Client: Copenhagen Museum
Location: Copenhagen, Denmark
Completion date: 2014
Project Team
Artist
Barbara Cooper
Copenhagen Museum
Landscape Architect
Anders Matthiessen
Anders Matthiessen
Client
Copenhagen Museum
Overview
‘Intersections’ was designed for the Museum of Copenhagen in 2014. The museum’s flat, grass covered back yard was transformed into a space of varied levels and outdoor rooms, connected by a flowing path and surrounded by layered plantings that provide nourishment and space for people as well as pollinators.
The garden was about 100 feet long and 30 feet; wide.
Goals
‘Intersections’ is about the encounter between nature and culture, and the movements and negotiations between the two. The space transitions from a cultivated and ordered garden to gradually transforming into something more wild and natural. This is symbolized by the choice of fruiting trees, berries and vines in the first section, and perennial plantings for bees and pollinators in the other. The garden is both a place for contemplation as well as a space that offers the opportunity to reflect on biodiversity and balance with nature.

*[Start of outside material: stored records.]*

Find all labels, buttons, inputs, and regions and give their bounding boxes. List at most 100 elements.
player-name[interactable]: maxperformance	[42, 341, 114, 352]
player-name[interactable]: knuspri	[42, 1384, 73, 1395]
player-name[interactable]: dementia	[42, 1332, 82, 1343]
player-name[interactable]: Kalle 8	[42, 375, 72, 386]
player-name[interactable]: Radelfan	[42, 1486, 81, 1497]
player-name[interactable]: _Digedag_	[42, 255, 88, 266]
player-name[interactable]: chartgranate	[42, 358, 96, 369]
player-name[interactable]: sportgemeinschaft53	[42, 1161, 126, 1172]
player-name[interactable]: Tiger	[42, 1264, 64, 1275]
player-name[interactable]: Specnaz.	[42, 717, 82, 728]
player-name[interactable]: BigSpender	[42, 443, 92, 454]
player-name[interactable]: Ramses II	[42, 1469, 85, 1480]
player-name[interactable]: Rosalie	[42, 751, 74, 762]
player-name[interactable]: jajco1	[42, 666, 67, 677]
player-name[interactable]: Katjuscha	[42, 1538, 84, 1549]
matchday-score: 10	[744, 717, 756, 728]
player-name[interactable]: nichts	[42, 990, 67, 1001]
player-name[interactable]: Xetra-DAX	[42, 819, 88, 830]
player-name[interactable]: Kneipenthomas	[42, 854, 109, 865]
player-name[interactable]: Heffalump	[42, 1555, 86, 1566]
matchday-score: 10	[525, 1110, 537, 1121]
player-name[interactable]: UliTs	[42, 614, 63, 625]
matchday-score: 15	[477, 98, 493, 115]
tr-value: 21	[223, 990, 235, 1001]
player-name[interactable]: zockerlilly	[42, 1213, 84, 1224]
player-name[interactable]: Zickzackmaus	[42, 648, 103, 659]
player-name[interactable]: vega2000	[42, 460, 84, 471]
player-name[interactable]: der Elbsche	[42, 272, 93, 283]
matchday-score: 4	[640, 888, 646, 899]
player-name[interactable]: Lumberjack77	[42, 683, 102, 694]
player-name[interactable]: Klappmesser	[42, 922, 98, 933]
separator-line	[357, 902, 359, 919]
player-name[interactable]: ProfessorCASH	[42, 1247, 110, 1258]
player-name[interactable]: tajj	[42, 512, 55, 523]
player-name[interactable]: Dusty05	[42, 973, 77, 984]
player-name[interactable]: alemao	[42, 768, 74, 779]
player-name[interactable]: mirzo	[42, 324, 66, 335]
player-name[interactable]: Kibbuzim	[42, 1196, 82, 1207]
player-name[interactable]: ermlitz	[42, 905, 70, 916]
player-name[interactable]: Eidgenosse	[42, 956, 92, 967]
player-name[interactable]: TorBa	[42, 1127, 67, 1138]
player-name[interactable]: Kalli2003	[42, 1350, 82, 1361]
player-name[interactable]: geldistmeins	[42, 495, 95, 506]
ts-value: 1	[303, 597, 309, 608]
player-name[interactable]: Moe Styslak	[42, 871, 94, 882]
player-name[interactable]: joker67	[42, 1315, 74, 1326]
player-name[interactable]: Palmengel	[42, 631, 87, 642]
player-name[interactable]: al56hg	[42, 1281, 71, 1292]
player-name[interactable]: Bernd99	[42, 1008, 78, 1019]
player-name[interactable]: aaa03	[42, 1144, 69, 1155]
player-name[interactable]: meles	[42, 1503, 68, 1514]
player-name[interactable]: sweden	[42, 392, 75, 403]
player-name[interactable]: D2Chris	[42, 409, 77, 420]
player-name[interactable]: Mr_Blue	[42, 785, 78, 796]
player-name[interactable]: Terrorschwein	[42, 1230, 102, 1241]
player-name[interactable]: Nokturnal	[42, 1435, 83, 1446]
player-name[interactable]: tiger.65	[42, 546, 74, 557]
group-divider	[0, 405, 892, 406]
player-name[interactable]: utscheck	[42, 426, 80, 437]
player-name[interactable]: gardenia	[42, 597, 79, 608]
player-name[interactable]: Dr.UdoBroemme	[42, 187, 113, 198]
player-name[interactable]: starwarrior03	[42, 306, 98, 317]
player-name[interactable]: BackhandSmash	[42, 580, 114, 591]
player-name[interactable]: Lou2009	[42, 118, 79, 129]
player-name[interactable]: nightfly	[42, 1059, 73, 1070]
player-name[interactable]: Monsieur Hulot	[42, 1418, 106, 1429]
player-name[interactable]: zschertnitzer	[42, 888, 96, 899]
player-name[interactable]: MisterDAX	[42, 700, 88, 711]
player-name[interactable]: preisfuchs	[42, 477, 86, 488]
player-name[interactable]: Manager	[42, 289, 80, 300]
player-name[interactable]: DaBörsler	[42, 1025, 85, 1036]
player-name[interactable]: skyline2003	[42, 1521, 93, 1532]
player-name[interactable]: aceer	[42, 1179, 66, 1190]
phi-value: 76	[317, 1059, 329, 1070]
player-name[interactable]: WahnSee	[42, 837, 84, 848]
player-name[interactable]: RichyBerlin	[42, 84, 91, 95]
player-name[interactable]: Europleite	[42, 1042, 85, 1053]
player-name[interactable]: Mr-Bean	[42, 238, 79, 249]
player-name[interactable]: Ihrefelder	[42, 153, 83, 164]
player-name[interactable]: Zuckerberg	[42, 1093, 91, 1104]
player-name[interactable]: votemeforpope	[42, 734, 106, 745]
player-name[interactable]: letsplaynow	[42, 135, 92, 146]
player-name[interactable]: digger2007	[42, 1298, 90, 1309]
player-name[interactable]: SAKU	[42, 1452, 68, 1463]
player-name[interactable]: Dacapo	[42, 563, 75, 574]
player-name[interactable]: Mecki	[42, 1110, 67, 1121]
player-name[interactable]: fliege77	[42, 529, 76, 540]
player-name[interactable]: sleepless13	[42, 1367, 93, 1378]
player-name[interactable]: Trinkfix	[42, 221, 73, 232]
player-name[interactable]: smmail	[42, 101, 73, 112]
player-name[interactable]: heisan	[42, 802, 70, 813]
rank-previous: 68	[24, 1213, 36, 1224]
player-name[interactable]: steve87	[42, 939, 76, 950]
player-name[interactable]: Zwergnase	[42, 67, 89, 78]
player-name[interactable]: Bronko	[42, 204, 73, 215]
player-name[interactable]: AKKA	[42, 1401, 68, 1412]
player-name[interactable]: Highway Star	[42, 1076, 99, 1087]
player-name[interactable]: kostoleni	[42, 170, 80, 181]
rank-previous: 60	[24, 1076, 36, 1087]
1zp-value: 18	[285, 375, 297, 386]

Part of the plan included disconnecting the museum’s downspouts from the sewer system and creating water-holding areas within the garden itself. Another essential component was to reveal aspects of the layered history of Copenhagen which the museum’s archaeologists and historians were addressing daily in their excavations in the old part of the city.
Process
I worked with the archaeologists at the museum, integrating some of their artifacts into a cut-away mound that exposed layers of Danish civilization, very much as would be found in an archaelogical excavation. It was excavated down into a lowered ring that collected water from the roof. I studied Danish gardens that were both formally and community-based and worked with the Botanical Gardens to highlight native plantings which they donated to the project. I worked with a landscaper who did all of the hardscaping and plantings.
Additional Information
This was a fabulous opportunity for me to work with a community and incorporate my interests in how we move through space, plantings and gardening, beekeeping, water management and sustainability issues.